Maybe a slow start shouldn't completely discourage Boston from the idea of another strong finish. This team has familiar faces from the one that limped through much of the 2011-12 season, then pushed the eventual world champions to the brink.
Who in the Eastern Conference should scare Boston? The Rondo-less Celtics beat Miami and won eight of their last nine overall in a home-heavy schedule before the All-Star break. That's not to say they'd be the favorites in a seven-game series, but you have to believe this team would put up a fight against the defending champs.

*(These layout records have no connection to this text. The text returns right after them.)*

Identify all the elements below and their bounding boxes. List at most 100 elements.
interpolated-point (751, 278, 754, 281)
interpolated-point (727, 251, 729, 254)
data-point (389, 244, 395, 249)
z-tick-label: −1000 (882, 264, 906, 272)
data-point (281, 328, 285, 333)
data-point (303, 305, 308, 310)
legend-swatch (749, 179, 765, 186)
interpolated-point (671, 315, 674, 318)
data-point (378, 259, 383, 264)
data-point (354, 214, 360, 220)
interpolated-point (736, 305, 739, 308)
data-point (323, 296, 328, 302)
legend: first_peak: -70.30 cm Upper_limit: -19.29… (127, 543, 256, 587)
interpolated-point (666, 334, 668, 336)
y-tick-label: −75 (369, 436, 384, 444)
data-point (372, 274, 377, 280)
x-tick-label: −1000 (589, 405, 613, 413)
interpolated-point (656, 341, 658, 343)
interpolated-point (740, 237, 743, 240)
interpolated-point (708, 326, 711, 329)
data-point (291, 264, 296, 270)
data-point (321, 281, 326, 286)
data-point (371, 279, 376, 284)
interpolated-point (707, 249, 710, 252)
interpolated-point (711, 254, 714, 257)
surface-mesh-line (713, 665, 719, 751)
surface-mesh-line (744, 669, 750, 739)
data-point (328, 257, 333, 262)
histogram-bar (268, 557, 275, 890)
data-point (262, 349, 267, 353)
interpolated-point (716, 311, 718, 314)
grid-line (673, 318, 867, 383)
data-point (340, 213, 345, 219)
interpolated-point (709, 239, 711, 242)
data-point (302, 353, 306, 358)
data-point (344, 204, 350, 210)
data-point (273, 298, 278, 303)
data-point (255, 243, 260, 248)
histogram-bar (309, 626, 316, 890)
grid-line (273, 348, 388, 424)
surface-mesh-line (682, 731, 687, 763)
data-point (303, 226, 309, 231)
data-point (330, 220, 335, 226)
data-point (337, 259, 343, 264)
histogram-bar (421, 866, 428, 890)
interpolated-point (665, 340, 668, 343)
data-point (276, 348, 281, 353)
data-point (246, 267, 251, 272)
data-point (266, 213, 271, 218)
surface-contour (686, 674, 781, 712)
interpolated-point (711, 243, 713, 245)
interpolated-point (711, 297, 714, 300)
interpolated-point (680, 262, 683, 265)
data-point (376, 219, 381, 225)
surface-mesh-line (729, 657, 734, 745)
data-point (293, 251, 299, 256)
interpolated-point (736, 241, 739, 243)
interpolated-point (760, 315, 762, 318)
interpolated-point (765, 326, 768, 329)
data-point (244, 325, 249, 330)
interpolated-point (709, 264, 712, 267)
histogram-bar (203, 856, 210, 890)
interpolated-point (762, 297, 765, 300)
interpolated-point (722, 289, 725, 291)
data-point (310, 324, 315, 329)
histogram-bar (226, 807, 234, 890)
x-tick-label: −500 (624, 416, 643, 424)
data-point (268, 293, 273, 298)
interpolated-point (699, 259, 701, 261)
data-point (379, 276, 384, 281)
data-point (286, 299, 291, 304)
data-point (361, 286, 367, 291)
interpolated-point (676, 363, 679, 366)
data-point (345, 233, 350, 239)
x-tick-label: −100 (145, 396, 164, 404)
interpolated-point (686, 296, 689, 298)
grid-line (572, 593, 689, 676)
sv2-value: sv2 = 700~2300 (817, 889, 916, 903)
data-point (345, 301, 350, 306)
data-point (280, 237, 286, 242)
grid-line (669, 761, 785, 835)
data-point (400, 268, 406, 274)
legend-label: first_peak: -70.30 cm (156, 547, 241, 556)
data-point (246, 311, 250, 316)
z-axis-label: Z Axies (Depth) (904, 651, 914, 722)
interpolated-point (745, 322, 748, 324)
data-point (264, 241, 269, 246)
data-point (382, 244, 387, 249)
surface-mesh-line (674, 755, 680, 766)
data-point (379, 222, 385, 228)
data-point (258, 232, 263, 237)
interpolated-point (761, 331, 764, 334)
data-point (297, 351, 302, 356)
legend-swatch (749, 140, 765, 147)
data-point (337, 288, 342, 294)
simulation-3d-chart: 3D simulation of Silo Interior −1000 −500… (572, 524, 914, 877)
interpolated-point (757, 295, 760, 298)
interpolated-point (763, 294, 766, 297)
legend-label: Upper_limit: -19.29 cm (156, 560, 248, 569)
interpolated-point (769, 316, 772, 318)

After that, few teams will make the Celtics overwhelming underdogs in the East. New York Knicks? Indiana Pacers? Atlanta Hawks? The Celtics' playoff experience alone seemingly gives them the edge in those series. This is an unpredictable league, and as we saw last season when Derrick Rose went down for Chicago, a lot can happen to shift the balance of power on the playoff battlefield.
The numbers suggest that Ainge is foolish not to ponder the future and jump on any trade that could help this team maintain its competitiveness into the next iteration of its core (presumably a Rondo-led squad with young talent like Sullinger, Avery Bradley, Courtney Lee and Jeff Green). A cap-restricted team facing increased luxury-tax burdens has every reason to worry about what lies ahead and how it can sustain its success.
But maybe the future will just have to wait for the calm of the summer. In the meantime, Boston's core gets at least one more dance -- even if injuries forced some friends to exit the party.
Despite what the numbers say, there's an opportunity here -- and that alone shouldn't be undervalued. Maybe it's worth hitching the wagon to 35-year-old Pierce and 36-year-old Garnett yet again.
Maybe it's best to ignore all the daunting numbers and just focus on the continued quest for Banner 18.
Odds are it is Boston's best option this season.